MONITOR, Indramayu – Upaya Kepala Desa Majasari, Kecamatan Sliyeg, Kabupaten Indramayu untuk menyulap desanya yang semula lumbung TKI (Tenaga Kerja Indonesia) menjadi sentra ternak sapi rupanya menarik perhatian Menteri Pertanian, Andi Amran Sulaiman.

Begitu terpesonanya Menteri Amran dengan terobosan Kades tersebut, hingga ia berharap agar desa-desa lain mencontoh desa tersebut.

"Saya berikan apresiasi kepada Bapak Kuwu (sebutan untuk kepala desa di Indramayu dan Cirebon) selaku Kepala Desa di Desa Majasari ini karena telah berperan aktif dalam mengembangkan desa ini, sehingga desa yang awalnya sebagian besar penduduknya menjadi TKI, sekarang telah beralih menjadi peternak sapi," kata Mentan saat mengunjungi desa yang kini menjadi sentra peternak sapi itu, Kamis (23/11). Salah satu yang dikunjungi yakni Kelompok Tani (Poktan) Peternakan Sapi Tunggal Rasa di Desa Majasari.

"Sungguh luar biasa semangat yang dimiliki Pak Kuwu, semoga desa-desa yang lain dapat mencontoh di sini," puji Mentan lagi. Bukan tanpa alasan, kekagumannya itu atas loncatan populasi kelopok peternak yang cukup pesat.

Menyambut pujian Mentan, Kuwu Majasari Wartono menceritakan, kelompok peternak yang ada diwilayahnya mula-mula menerima bantuan Penguatan Modal Usaha Kelompok (PMUK) Tahun 2013 dari Ditjen Peternakan dan Kesehatan Hewan Kementerian Pertanian sebanyak 32 ekor. Selanjutnya melalui APBNP tahun 2016 Kementan memberikan penambahan indukan lokal sebanyak 13 ekor.
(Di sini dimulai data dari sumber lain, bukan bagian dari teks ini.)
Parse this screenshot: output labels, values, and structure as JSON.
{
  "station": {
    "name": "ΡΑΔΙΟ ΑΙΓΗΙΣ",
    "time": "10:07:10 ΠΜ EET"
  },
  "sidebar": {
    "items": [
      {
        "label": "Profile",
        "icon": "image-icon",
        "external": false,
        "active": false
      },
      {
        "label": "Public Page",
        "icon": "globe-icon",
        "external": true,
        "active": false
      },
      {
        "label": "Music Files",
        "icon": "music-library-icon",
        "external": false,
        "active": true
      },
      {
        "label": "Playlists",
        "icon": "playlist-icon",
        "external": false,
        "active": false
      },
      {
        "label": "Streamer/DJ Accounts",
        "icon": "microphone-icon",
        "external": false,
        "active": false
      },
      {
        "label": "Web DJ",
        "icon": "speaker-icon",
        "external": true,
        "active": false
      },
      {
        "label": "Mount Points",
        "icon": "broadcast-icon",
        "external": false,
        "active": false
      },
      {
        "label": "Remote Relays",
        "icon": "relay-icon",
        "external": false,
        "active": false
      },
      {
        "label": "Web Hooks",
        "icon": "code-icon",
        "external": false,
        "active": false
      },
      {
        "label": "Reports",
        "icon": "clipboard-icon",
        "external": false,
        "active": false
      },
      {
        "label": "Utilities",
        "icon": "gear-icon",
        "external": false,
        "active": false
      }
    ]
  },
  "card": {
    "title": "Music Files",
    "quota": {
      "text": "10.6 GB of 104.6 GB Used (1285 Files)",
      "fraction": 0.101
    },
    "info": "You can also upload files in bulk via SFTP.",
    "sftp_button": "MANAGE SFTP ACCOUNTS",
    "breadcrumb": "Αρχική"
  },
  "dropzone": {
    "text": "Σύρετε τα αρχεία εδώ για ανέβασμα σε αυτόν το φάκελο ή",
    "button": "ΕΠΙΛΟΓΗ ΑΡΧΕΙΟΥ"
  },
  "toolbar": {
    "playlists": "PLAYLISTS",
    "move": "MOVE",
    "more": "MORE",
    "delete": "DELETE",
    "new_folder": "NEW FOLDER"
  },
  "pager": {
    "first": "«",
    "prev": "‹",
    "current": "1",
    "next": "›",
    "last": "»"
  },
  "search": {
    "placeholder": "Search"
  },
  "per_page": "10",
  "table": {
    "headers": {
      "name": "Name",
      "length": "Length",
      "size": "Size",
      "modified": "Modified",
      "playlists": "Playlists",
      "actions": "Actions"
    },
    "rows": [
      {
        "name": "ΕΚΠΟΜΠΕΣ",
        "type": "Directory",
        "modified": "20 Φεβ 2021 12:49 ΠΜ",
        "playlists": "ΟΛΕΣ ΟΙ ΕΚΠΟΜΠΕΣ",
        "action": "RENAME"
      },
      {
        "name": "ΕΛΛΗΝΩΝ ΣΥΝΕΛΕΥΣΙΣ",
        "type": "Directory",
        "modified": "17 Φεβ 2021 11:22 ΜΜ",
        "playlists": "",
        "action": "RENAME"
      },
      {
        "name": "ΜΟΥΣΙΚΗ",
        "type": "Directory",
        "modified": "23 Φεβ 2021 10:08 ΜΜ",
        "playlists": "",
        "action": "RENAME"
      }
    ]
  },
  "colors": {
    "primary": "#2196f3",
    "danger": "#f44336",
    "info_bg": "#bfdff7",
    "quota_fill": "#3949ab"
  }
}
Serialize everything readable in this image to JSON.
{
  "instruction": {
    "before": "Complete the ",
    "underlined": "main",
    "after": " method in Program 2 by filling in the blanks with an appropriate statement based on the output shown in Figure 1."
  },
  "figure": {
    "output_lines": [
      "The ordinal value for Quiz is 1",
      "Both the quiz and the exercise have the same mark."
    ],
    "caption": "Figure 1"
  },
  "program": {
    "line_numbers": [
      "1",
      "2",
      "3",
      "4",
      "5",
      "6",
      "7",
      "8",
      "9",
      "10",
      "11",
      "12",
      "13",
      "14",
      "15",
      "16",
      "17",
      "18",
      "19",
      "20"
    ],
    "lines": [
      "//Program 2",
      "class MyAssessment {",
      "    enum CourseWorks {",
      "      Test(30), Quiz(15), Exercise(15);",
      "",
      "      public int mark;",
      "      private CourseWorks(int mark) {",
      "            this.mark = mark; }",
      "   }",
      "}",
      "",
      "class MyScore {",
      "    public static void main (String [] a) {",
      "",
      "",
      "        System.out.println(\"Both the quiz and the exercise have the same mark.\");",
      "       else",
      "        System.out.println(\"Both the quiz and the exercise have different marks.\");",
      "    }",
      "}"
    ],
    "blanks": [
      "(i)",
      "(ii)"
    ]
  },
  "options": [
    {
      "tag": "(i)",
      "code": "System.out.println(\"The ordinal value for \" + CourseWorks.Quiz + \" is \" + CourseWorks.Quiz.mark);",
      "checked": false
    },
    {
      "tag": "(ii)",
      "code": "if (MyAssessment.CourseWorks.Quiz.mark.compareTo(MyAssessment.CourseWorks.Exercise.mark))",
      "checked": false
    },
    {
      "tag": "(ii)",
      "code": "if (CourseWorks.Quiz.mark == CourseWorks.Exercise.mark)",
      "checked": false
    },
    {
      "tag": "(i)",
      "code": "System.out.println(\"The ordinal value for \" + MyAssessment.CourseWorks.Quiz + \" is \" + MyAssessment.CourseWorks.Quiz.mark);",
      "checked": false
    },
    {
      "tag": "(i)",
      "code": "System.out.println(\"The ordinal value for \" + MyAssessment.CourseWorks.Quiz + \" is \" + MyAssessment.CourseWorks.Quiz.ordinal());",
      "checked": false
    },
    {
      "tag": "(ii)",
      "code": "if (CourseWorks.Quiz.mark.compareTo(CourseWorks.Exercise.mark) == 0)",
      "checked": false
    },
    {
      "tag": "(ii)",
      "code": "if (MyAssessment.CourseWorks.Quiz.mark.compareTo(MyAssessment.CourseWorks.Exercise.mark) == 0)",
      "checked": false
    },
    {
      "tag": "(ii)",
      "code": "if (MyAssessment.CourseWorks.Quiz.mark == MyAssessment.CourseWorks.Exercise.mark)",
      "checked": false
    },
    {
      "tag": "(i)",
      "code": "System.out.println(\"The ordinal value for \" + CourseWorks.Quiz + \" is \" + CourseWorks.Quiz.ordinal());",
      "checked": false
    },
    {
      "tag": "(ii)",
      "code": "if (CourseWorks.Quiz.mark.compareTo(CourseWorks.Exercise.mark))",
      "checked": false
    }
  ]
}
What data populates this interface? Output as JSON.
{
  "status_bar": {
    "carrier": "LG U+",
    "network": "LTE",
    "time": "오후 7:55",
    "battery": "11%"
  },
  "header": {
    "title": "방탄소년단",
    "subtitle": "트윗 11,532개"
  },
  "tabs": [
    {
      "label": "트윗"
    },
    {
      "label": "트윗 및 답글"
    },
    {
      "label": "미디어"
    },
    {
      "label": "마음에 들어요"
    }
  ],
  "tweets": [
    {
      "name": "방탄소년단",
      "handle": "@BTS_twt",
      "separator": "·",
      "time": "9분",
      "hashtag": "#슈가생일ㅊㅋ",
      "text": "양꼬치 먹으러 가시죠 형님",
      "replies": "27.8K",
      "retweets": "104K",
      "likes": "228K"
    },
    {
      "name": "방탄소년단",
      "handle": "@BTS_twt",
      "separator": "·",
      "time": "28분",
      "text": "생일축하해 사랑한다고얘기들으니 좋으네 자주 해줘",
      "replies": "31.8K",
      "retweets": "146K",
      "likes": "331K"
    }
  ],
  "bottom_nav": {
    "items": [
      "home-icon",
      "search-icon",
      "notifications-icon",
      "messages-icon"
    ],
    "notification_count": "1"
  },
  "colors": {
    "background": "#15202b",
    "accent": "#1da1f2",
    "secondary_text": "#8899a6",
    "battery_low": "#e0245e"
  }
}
Dengan begitu hingga saat ini jumlah ternak telah berkembang menjadi 211 ekor, dengan sapi yang dipelihara yitu jenis PO, Limousin, Simental dan Brahman.

Ketua Kelompok Tani, Slamet Styadi menyampaikan, perkembangan pesat tersebut juga diperoleh peternak dari hasil pelaksanaan pembibitan sapi yang dilakukan dengan inseminasi buatan (IB). "Melalui program Upsus Siwab (Upaya Khusus Sapi Indukan Wajib Bunting) dari Pemerintah juga telah membantu peternak dalam program pembibitian di kelompok ini," ungkap Slamet.

Kuwu Wartono juga menyampaikan, Kelompok Tani di daerahnya termasuk Tunggal Rasa memiliki potensi usaha di bidang peternakan sapi potong karena didukung oleh banyaknya limbah pertanian untuk diolah menjadi pakan ternak yang berkualitas. “Selain memiliki kebun rumput, anggota kelompok juga mempunyai kemauan untuk menerapkan teknologi pengolahan pakan dari limbah pertanian seperti jerami  untuk penyediaan pakan ternak”, ungkapnya

Menurut Wartono, kemajuan yang dimiliki oleh kelompok ternak sapi ini karena ketua dan anggota telah mengikuti beberapa pelatihan antara lain pelatihan pengolahan limbah, pelatihan teknologi pakan ternak, pelatihan budidaya sapi potong yang diselenggarakan baik oleh Dinas Peternakan Provinsi maupun Kabupaten.

2016 lalu misalnya, telah dilakukan Gerakan Penanaman Indigofera seluas 2 Ha dengan memanfaatkan lahan yang tidak diproduksi lahan pertanian. Penanaman Indigofera ini merupakan program Gubernur Jabar dan didukung oleh Perguruan Tinggi yaitu UNWIR dan UNPAD.

 Penelitian tersebut mengenai pemanfaatan pakan olahan yang berasal dari limbah pertanian yang dicampur dengan indigofera.

“Dari hasil penelitian tersebut disampaikan bahwa terjadi penambahan ADG sebanyak 1,2 kg untuk sapi jenis PO yang diberikan pakan olahan tersebut”, ungkap Wartono.

Lebih lanjut dijelaskan, masyarakat juga sudah memanfaatkan teknologi tepat guna seperti pengolahan limbah (biogas), pengolahan limbah cair (POC), pembuatan kompos dengan bantuan APBD 2 kabupaten.